- Genre: Reality, Dance
- Created by: Anil Jha
- Directed by: Ashim Sen
- Creative director: Tania Bath
- Presented by: Ayushmann Khurrana
- Judges: Hrithik Roshan Farah Khan Vaibhavi Merchant
- Country of origin: India
- Original language: Hindi
- No. of seasons: 1
- No. of episodes: 30

Production
- Production location: Mumbai
- Cinematography: attish dada
- Camera setup: Multi-camera
- Running time: Approx. 52 minutes
- Production company: SOL Productions

Original release
- Network: StarPlus
- Release: 18 June – 1 October 2011

= Just Dance (Indian TV series) =

Just Dance is an Indian television dance reality series on Star Plus. The series is judged by Bollywood film actor Hrithik Roshan along with choreographer Vaibhavi Merchant and film director Farah Khan. Hrithik Roshan rehearsed for 5 hours a day for 5 days to shoot for the promotional video of the series, which is choreographed by shows judge, Vaibhavi Merchant. It premiered on 18 June 2011 at 9 PM in India and aired every Saturday and Sunday until 1 October 2011.

==Judges==

- Hrithik Roshan
- Farah Khan
- Vaibhavi Merchant

==Host==

- Ayushmann Khurrana

==Contestants==
The 52 dancers were selected from India and outside of India. They were invited to Mumbai for further competition to select the top 12 dancers for the show. The top 12 contestants were decided for the show but due to some reasons, 13 dancers were selected.

===Top Dancers===
- Ankan Sen from Kolkata Winner
- Surjeet Bansal from Delhi 1st Runner-up
- Karan Khanna from Mumbai - 2nd Runner-up
- Rajit Dev from Mumbai - [eliminated]
- Soumita Roy from Kolkata - [eliminated]
- Abhash Mukherjee from Ranchi - [eliminated]
- Swarali Karulkar from Mumbai - [eliminated]
- Meher Malik from Delhi - [eliminated]
- Kruti Shah from Marlboro, New Jersey - [eliminated]
- Karan Pangali from London - [eliminated]
- Irfan Shaikh from Baroda - [eliminated]
- Hitesh Patil from Mumbai - [eliminated]
- Preeti Chafale from Nagpur - [eliminated]

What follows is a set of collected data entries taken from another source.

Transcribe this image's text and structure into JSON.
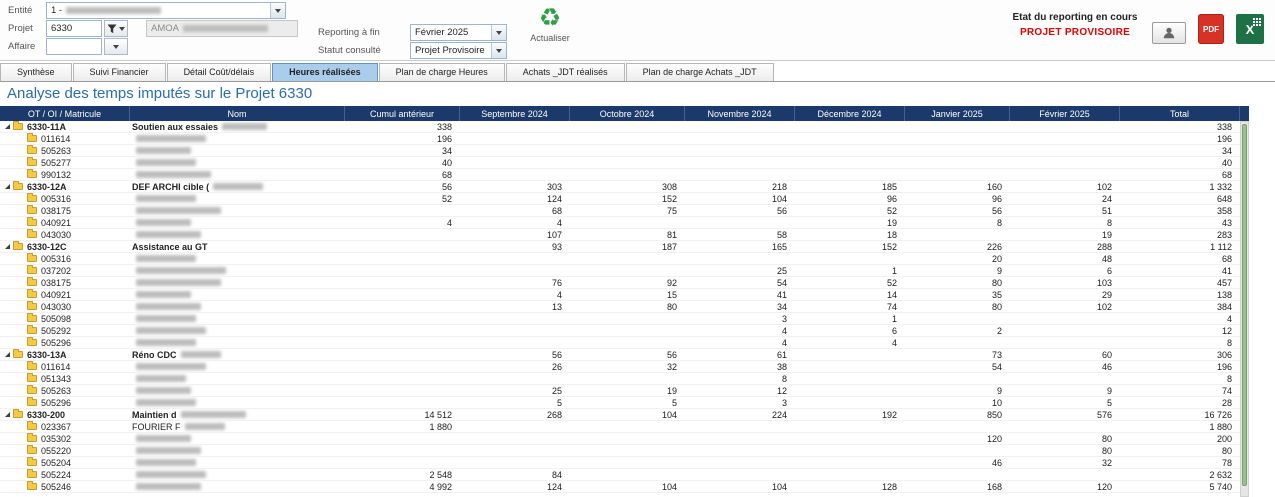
{
  "topbar": {
    "fields": {
      "entite_label": "Entité",
      "entite_value": "1 -",
      "projet_label": "Projet",
      "projet_value": "6330",
      "amoa_prefix": "AMOA",
      "affaire_label": "Affaire"
    },
    "reporting": {
      "reporting_label": "Reporting à fin",
      "reporting_value": "Février 2025",
      "statut_label": "Statut consulté",
      "statut_value": "Projet Provisoire"
    },
    "actualiser_label": "Actualiser",
    "status": {
      "label": "Etat du reporting en cours",
      "value": "PROJET PROVISOIRE"
    },
    "icons": {
      "pdf_label": "PDF",
      "excel_label": "X",
      "refresh_glyph": "♻"
    }
  },
  "tabs": [
    {
      "label": "Synthèse",
      "active": false
    },
    {
      "label": "Suivi Financier",
      "active": false
    },
    {
      "label": "Détail Coût/délais",
      "active": false
    },
    {
      "label": "Heures réalisées",
      "active": true
    },
    {
      "label": "Plan de charge Heures",
      "active": false
    },
    {
      "label": "Achats _JDT réalisés",
      "active": false
    },
    {
      "label": "Plan de charge Achats _JDT",
      "active": false
    }
  ],
  "title": "Analyse des temps imputés sur le Projet 6330",
  "table": {
    "columns": [
      "OT / OI / Matricule",
      "Nom",
      "Cumul antérieur",
      "Septembre 2024",
      "Octobre 2024",
      "Novembre 2024",
      "Décembre 2024",
      "Janvier 2025",
      "Février 2025",
      "Total"
    ],
    "rows": [
      {
        "type": "group",
        "code": "6330-11A",
        "name": "Soutien aux essaies",
        "blur": 45,
        "values": [
          "338",
          "",
          "",
          "",
          "",
          "",
          "",
          "338"
        ]
      },
      {
        "type": "child",
        "code": "011614",
        "name": "",
        "blur": 70,
        "values": [
          "196",
          "",
          "",
          "",
          "",
          "",
          "",
          "196"
        ]
      },
      {
        "type": "child",
        "code": "505263",
        "name": "",
        "blur": 55,
        "values": [
          "34",
          "",
          "",
          "",
          "",
          "",
          "",
          "34"
        ]
      },
      {
        "type": "child",
        "code": "505277",
        "name": "",
        "blur": 60,
        "values": [
          "40",
          "",
          "",
          "",
          "",
          "",
          "",
          "40"
        ]
      },
      {
        "type": "child",
        "code": "990132",
        "name": "",
        "blur": 75,
        "values": [
          "68",
          "",
          "",
          "",
          "",
          "",
          "",
          "68"
        ]
      },
      {
        "type": "group",
        "code": "6330-12A",
        "name": "DEF ARCHI cible (",
        "blur": 50,
        "values": [
          "56",
          "303",
          "308",
          "218",
          "185",
          "160",
          "102",
          "1 332"
        ]
      },
      {
        "type": "child",
        "code": "005316",
        "name": "",
        "blur": 60,
        "values": [
          "52",
          "124",
          "152",
          "104",
          "96",
          "96",
          "24",
          "648"
        ]
      },
      {
        "type": "child",
        "code": "038175",
        "name": "",
        "blur": 85,
        "values": [
          "",
          "68",
          "75",
          "56",
          "52",
          "56",
          "51",
          "358"
        ]
      },
      {
        "type": "child",
        "code": "040921",
        "name": "",
        "blur": 55,
        "values": [
          "4",
          "4",
          "",
          "",
          "19",
          "8",
          "8",
          "43"
        ]
      },
      {
        "type": "child",
        "code": "043030",
        "name": "",
        "blur": 65,
        "values": [
          "",
          "107",
          "81",
          "58",
          "18",
          "",
          "19",
          "283"
        ]
      },
      {
        "type": "group",
        "code": "6330-12C",
        "name": "Assistance au GT",
        "blur": 0,
        "values": [
          "",
          "93",
          "187",
          "165",
          "152",
          "226",
          "288",
          "1 112"
        ]
      },
      {
        "type": "child",
        "code": "005316",
        "name": "",
        "blur": 60,
        "values": [
          "",
          "",
          "",
          "",
          "",
          "20",
          "48",
          "68"
        ]
      },
      {
        "type": "child",
        "code": "037202",
        "name": "",
        "blur": 90,
        "values": [
          "",
          "",
          "",
          "25",
          "1",
          "9",
          "6",
          "41"
        ]
      },
      {
        "type": "child",
        "code": "038175",
        "name": "",
        "blur": 85,
        "values": [
          "",
          "76",
          "92",
          "54",
          "52",
          "80",
          "103",
          "457"
        ]
      },
      {
        "type": "child",
        "code": "040921",
        "name": "",
        "blur": 55,
        "values": [
          "",
          "4",
          "15",
          "41",
          "14",
          "35",
          "29",
          "138"
        ]
      },
      {
        "type": "child",
        "code": "043030",
        "name": "",
        "blur": 65,
        "values": [
          "",
          "13",
          "80",
          "34",
          "74",
          "80",
          "102",
          "384"
        ]
      },
      {
        "type": "child",
        "code": "505098",
        "name": "",
        "blur": 60,
        "values": [
          "",
          "",
          "",
          "3",
          "1",
          "",
          "",
          "4"
        ]
      },
      {
        "type": "child",
        "code": "505292",
        "name": "",
        "blur": 70,
        "values": [
          "",
          "",
          "",
          "4",
          "6",
          "2",
          "",
          "12"
        ]
      },
      {
        "type": "child",
        "code": "505296",
        "name": "",
        "blur": 60,
        "values": [
          "",
          "",
          "",
          "4",
          "4",
          "",
          "",
          "8"
        ]
      },
      {
        "type": "group",
        "code": "6330-13A",
        "name": "Réno CDC",
        "blur": 40,
        "values": [
          "",
          "56",
          "56",
          "61",
          "",
          "73",
          "60",
          "306"
        ]
      },
      {
        "type": "child",
        "code": "011614",
        "name": "",
        "blur": 70,
        "values": [
          "",
          "26",
          "32",
          "38",
          "",
          "54",
          "46",
          "196"
        ]
      },
      {
        "type": "child",
        "code": "051343",
        "name": "",
        "blur": 50,
        "values": [
          "",
          "",
          "",
          "8",
          "",
          "",
          "",
          "8"
        ]
      },
      {
        "type": "child",
        "code": "505263",
        "name": "",
        "blur": 55,
        "values": [
          "",
          "25",
          "19",
          "12",
          "",
          "9",
          "9",
          "74"
        ]
      },
      {
        "type": "child",
        "code": "505296",
        "name": "",
        "blur": 60,
        "values": [
          "",
          "5",
          "5",
          "3",
          "",
          "10",
          "5",
          "28"
        ]
      },
      {
        "type": "group",
        "code": "6330-200",
        "name": "Maintien d",
        "blur": 65,
        "values": [
          "14 512",
          "268",
          "104",
          "224",
          "192",
          "850",
          "576",
          "16 726"
        ]
      },
      {
        "type": "child",
        "code": "023367",
        "name": "FOURIER F",
        "blur": 40,
        "values": [
          "1 880",
          "",
          "",
          "",
          "",
          "",
          "",
          "1 880"
        ]
      },
      {
        "type": "child",
        "code": "035302",
        "name": "",
        "blur": 55,
        "values": [
          "",
          "",
          "",
          "",
          "",
          "120",
          "80",
          "200"
        ]
      },
      {
        "type": "child",
        "code": "055220",
        "name": "",
        "blur": 65,
        "values": [
          "",
          "",
          "",
          "",
          "",
          "",
          "80",
          "80"
        ]
      },
      {
        "type": "child",
        "code": "505204",
        "name": "",
        "blur": 60,
        "values": [
          "",
          "",
          "",
          "",
          "",
          "46",
          "32",
          "78"
        ]
      },
      {
        "type": "child",
        "code": "505224",
        "name": "",
        "blur": 70,
        "values": [
          "2 548",
          "84",
          "",
          "",
          "",
          "",
          "",
          "2 632"
        ]
      },
      {
        "type": "child",
        "code": "505246",
        "name": "",
        "blur": 65,
        "values": [
          "4 992",
          "124",
          "104",
          "104",
          "128",
          "168",
          "120",
          "5 740"
        ]
      }
    ]
  },
  "colors": {
    "header_bg": "#1b3a6b",
    "active_tab": "#a9cdeb",
    "title_blue": "#2a6dad",
    "status_red": "#e60000",
    "refresh_green": "#2f9e44",
    "folder_yellow": "#f7c847",
    "scroll_thumb_green": "#9cbf8e"
  }
}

On the day of every elimination Hrithik Roshan gave a check of three Lakh rupees to the eliminated contestant from his personal account (without contribution of TV channel).

===Winner===
The Season 1 of the competition was won by Ankan Sen from Kolkata, while Surjeet Bansal from Delhi won the second spot. Ankan Sen was awarded with Rs 1 million and a Maruti Suzuki Swift car. Hrithik personally rewarded Surjeet with 1 million rupees and he also received a Maruti Suzuki Swift car. Both of them got a contract with Star Plus. Karan got a trophy and a Rs 300,000 check from Hrithik.

==Production==
The show was produced by Sol Production. Maruti Suzuki India Ltd and Cadbury India Ltd were the main sponsors of the show. Around 150 people including cast and crew are working on production team. Actor Hrithik Roshan will make his television debut from Just Dance, produced at nearly Rs. 40 million per episode.
Hrithik Roshan has been paid 17.5 million INR per episode which makes him the highest paid Bollywood actor in television entertainment. In terms of scale, this could be among the costliest television productions in the Hindi entertainment genre.

==Format==
Produced by SOL Productions, the show had 30 episodes. It was start with auditions, and then proceeded through eliminations, as the participants vied to be the apple of Hrithik's eye.
Contestants were called through registration process to participate in the audition. In London, the first stage auditions were judged by Samir Bhamra, the best dancers were chosen by Vaibhavi Merchant and Farah Khan and given JDS certificate. Selected contestants waited for the HR Bracelet which allowed them to perform before Hrithik Roshan in Mumbai.

==Reception==
The show got the highest opening (a cumulative TRP of 4.7) for a reality show for 2011. Hrithik Roshan was voted as the best TV host by a poll conducted by Ormax Media. Besides the show won the award for best reality show at the Indian Television Academy. Ayushmann Khurrana also won award as the best host. As per TAM data, the grand finale held on 1 October 2011 was watched by an unprecedented 97 million viewers in the country. It featured some of Bollywood's well-known actors like Shahrukh Khan, Priyanka Chopra, Sonakshi Sinha and Deepika Padukone.